And if you want a colorful description of what the 25-year-old quarterback has become this season for the Green Bay Packers, coach Matt LaFleur gave me one, as the team buses made their way to the airport to get the group back to Wisconsin.
“F—ing stud,” LaFleur says.
Hard to argue.
If Love wasn’t perfect Sunday, I’ll leave it to you to pick apart what we all saw during Green Bay’s 48–32 rout of the Dallas Cowboys (and yes, it was a rout, even if LaFleur taking his foot off the gas created a scary moment or two at the end). Love’s passer rating actually fell just 1.1 points short of perfect, at 157.2, and his results on the eye test were pretty much right there, too. He connected on 16 of 21 attempts for 272 yards, three touchdowns and no picks.
He made throws. What was probably his worst throw of the afternoon went for a 38-yard touchdown. He had everything working, and looked every bit worthy of the throne he inherited from Aaron Rodgers last spring.
And his best play of the day vividly illustrated the level at which Love is operating right now, which is a healthy distance from where he was even at the beginning of the year. It came on a third-and-7 from the Dallas 20, with the Packers up 14–0 with 3:23 left before halftime.
First, LaFleur asked for, and Love gave him, the play call for the situation. Then, as Love approached the line, he identified a zero blitz and adjusted the protection to keep extra blockers in to combat it. After that, he stood in the face of a rush he knew would probably get to him, and with Markquese Bell coming free and leaping at him to close down his throwing window and make it impossible for him to step into the throw, Love flicked his wrist and dropped a dime to Dontayvion Wicks right down the middle of the end zone for a 20-yard score.
With that strike, the game was effectively over.
“He saw a zero blitz right away, maxed it up, and Tucker [Kraft] did a great job, the O-line did a great job, and he allowed the routes to work because usually you can’t hold up that well when somebody all-outs you,” LaFleur says. “They did, and that allowed him to get that extra hitch—and then the catch by Wicks was a hell of a play.”
And a pretty wild throw?
“Totally insane throw,” LaFleur continues.
The kind that very few quarterbacks could make?
“He is playing at such a high level,” LaFleur answered. “Like, he is playing at an MVP level.”
Which was, interestingly enough, just as vividly illustrated by what may have been, again, his worst throw of the afternoon.
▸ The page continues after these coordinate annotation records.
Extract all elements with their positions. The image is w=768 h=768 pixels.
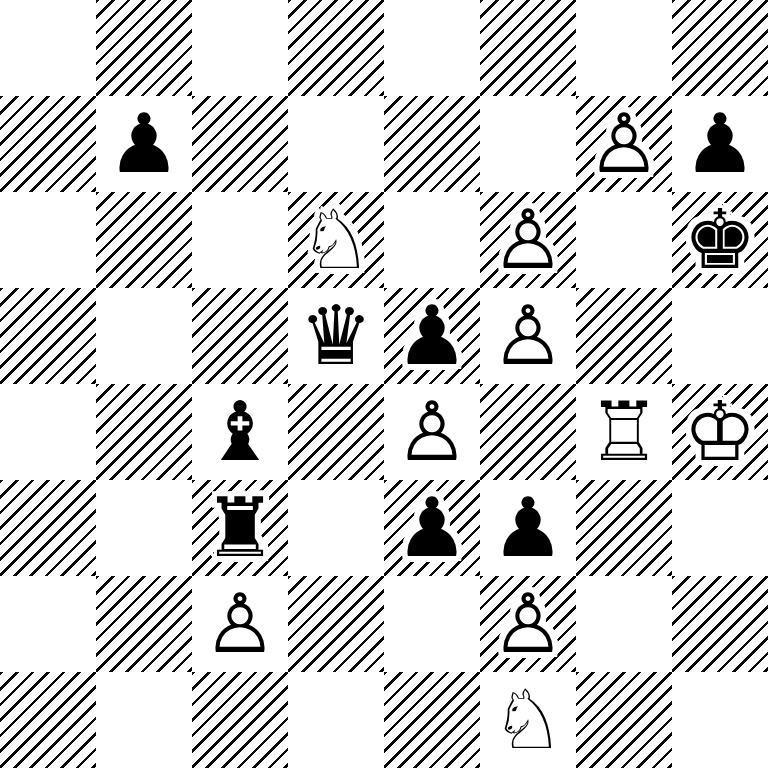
square-h5[interactable] bbox=[672, 288, 768, 384]
square-c8[interactable] bbox=[192, 0, 288, 96]
white-piece-outline: ♔ bbox=[672, 384, 768, 480]
square-a6[interactable] bbox=[0, 192, 96, 288]
square-c2[interactable]: ♟♙ bbox=[192, 576, 288, 672]
black-piece-glyph: ♟ bbox=[384, 288, 480, 384]
black-piece-glyph: ♝ bbox=[192, 384, 288, 480]
square-d3[interactable] bbox=[288, 480, 384, 576]
square-g3[interactable] bbox=[576, 480, 672, 576]
square-e3[interactable]: ♟ bbox=[384, 480, 480, 576]
square-h4[interactable]: ♚♔ bbox=[672, 384, 768, 480]
square-g1[interactable] bbox=[576, 672, 672, 768]
piece-black-queen-d5[interactable]: ♛ bbox=[288, 288, 384, 384]
piece-white-pawn-f6[interactable]: ♟♙ bbox=[480, 192, 576, 288]
square-e2[interactable] bbox=[384, 576, 480, 672]
white-piece-outline: ♙ bbox=[192, 576, 288, 672]
square-e7[interactable] bbox=[384, 96, 480, 192]
white-piece-outline: ♙ bbox=[480, 288, 576, 384]
square-g2[interactable] bbox=[576, 576, 672, 672]
square-e4[interactable]: ♟♙ bbox=[384, 384, 480, 480]
square-b5[interactable] bbox=[96, 288, 192, 384]
black-piece-glyph: ♟ bbox=[672, 96, 768, 192]
square-h6[interactable]: ♚ bbox=[672, 192, 768, 288]
piece-black-king-h6[interactable]: ♚ bbox=[672, 192, 768, 288]
square-a3[interactable] bbox=[0, 480, 96, 576]
black-piece-glyph: ♟ bbox=[384, 480, 480, 576]
square-e8[interactable] bbox=[384, 0, 480, 96]
square-h2[interactable] bbox=[672, 576, 768, 672]
square-g4[interactable]: ♜♖ bbox=[576, 384, 672, 480]
square-c1[interactable] bbox=[192, 672, 288, 768]
black-piece-glyph: ♟ bbox=[96, 96, 192, 192]
white-piece-outline: ♖ bbox=[576, 384, 672, 480]
square-h3[interactable] bbox=[672, 480, 768, 576]
square-d2[interactable] bbox=[288, 576, 384, 672]
white-piece-outline: ♙ bbox=[480, 192, 576, 288]
square-b3[interactable] bbox=[96, 480, 192, 576]
white-piece-outline: ♙ bbox=[480, 576, 576, 672]
square-f1[interactable]: ♞♘ bbox=[480, 672, 576, 768]
square-h1[interactable] bbox=[672, 672, 768, 768]
black-piece-glyph: ♟ bbox=[480, 480, 576, 576]
square-f3[interactable]: ♟ bbox=[480, 480, 576, 576]
piece-black-rook-c3[interactable]: ♜ bbox=[192, 480, 288, 576]
square-f7[interactable] bbox=[480, 96, 576, 192]
square-f5[interactable]: ♟♙ bbox=[480, 288, 576, 384]
black-piece-glyph: ♚ bbox=[672, 192, 768, 288]
square-h7[interactable]: ♟ bbox=[672, 96, 768, 192]
piece-black-pawn-e3[interactable]: ♟ bbox=[384, 480, 480, 576]
square-a2[interactable] bbox=[0, 576, 96, 672]
piece-white-knight-f1[interactable]: ♞♘ bbox=[480, 672, 576, 768]
square-e1[interactable] bbox=[384, 672, 480, 768]
square-b4[interactable] bbox=[96, 384, 192, 480]
piece-black-pawn-e5[interactable]: ♟ bbox=[384, 288, 480, 384]
square-b8[interactable] bbox=[96, 0, 192, 96]
piece-black-pawn-h7[interactable]: ♟ bbox=[672, 96, 768, 192]
square-f2[interactable]: ♟♙ bbox=[480, 576, 576, 672]
square-c5[interactable] bbox=[192, 288, 288, 384]
square-a5[interactable] bbox=[0, 288, 96, 384]
piece-white-pawn-c2[interactable]: ♟♙ bbox=[192, 576, 288, 672]
square-h8[interactable] bbox=[672, 0, 768, 96]
square-g5[interactable] bbox=[576, 288, 672, 384]
square-e6[interactable] bbox=[384, 192, 480, 288]
square-g7[interactable]: ♟♙ bbox=[576, 96, 672, 192]
piece-black-bishop-c4[interactable]: ♝ bbox=[192, 384, 288, 480]
square-b1[interactable] bbox=[96, 672, 192, 768]
square-g6[interactable] bbox=[576, 192, 672, 288]
square-c4[interactable]: ♝ bbox=[192, 384, 288, 480]
white-piece-outline: ♙ bbox=[384, 384, 480, 480]
square-f6[interactable]: ♟♙ bbox=[480, 192, 576, 288]
square-d8[interactable] bbox=[288, 0, 384, 96]
square-e5[interactable]: ♟ bbox=[384, 288, 480, 384]
square-d6[interactable]: ♞♘ bbox=[288, 192, 384, 288]
piece-white-pawn-g7[interactable]: ♟♙ bbox=[576, 96, 672, 192]
square-g8[interactable] bbox=[576, 0, 672, 96]
square-b6[interactable] bbox=[96, 192, 192, 288]
square-d4[interactable] bbox=[288, 384, 384, 480]
square-a8[interactable] bbox=[0, 0, 96, 96]
white-piece-outline: ♘ bbox=[288, 192, 384, 288]
square-a7[interactable] bbox=[0, 96, 96, 192]
piece-white-pawn-e4[interactable]: ♟♙ bbox=[384, 384, 480, 480]
piece-white-pawn-f2[interactable]: ♟♙ bbox=[480, 576, 576, 672]
piece-black-pawn-f3[interactable]: ♟ bbox=[480, 480, 576, 576]
square-c3[interactable]: ♜ bbox=[192, 480, 288, 576]
piece-white-pawn-f5[interactable]: ♟♙ bbox=[480, 288, 576, 384]
white-piece-outline: ♘ bbox=[480, 672, 576, 768]
square-d7[interactable] bbox=[288, 96, 384, 192]
square-a1[interactable] bbox=[0, 672, 96, 768]
piece-black-pawn-b7[interactable]: ♟ bbox=[96, 96, 192, 192]
chess-board: ♟♟♙♟♞♘♟♙♚♛♟♟♙♝♟♙♜♖♚♔♜♟♟♟♙♟♙♞♘ bbox=[0, 0, 768, 768]
black-piece-glyph: ♜ bbox=[192, 480, 288, 576]
square-b2[interactable] bbox=[96, 576, 192, 672]
square-f4[interactable] bbox=[480, 384, 576, 480]
square-c6[interactable] bbox=[192, 192, 288, 288]
square-d1[interactable] bbox=[288, 672, 384, 768]
piece-white-knight-d6[interactable]: ♞♘ bbox=[288, 192, 384, 288]
square-f8[interactable] bbox=[480, 0, 576, 96]
square-a4[interactable] bbox=[0, 384, 96, 480]
piece-white-king-h4[interactable]: ♚♔ bbox=[672, 384, 768, 480]
black-piece-glyph: ♛ bbox=[288, 288, 384, 384]
white-piece-outline: ♙ bbox=[576, 96, 672, 192]
square-b7[interactable]: ♟ bbox=[96, 96, 192, 192]
square-d5[interactable]: ♛ bbox=[288, 288, 384, 384]
piece-white-rook-g4[interactable]: ♜♖ bbox=[576, 384, 672, 480]
square-c7[interactable] bbox=[192, 96, 288, 192]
You may remember in Week 1, when rookie tight end Luke Musgrave came impossibly open for a 37-yard gain against the Bears. The play, it turns out, is designed to spring him that way, and as such the Packers use it sparingly—and had tucked it away completely since. So when I saw Musgrave come stupid open again against Dallas, the same way he had against Chicago, I had to ask LaFleur about it.
“That was the same play, buddy,” the coach says.
Turns out, the Packers put it back in this week. But that’s not the end of it. The snap before Green Bay ran it, LaFleur actually had it called. Love didn’t like the look, checked out of it, and Aaron Jones broke loose for 27 yards. Afterward, Love gave his coach a look.
“He was signaling over that he wanted the same play call again,” LaFleur says. “So we called it.”
Love wound up underthrowing Musgrave pretty badly. But the tight end was so wide open—because it was the right call at the right time—that he could wait for it at the 15, gather it and sprint to the end zone for six without incident.
“There’s a lot of trust there, I would say, between myself [and] him,” LaFleur says. “It’s been so much fun to be a part of this journey with him. To see how far he’s come, I couldn’t be happier for him.”
And LaFleur’s not alone.
Before all this growth that’s become as obvious to the rest of us as it is to a football coach, there were a lot of Packers people pouring into Love, and investing in his development and, as a result, rooting for him. Because as they worked with him, they became more and more convinced that they had not just the right player, but also the right person—a kid LaFleur described to GM Brian Gutekunst before the 2020 draft as “just a very likable dude.”
“And I think that’s important from that position to see that love, and just to see how he’s worked to get to where he is now from where he was,” LaFleur said. “He’s done it, man. He’s done it.”
Which, considering how high the bar is at that position in that place, is pretty remarkable.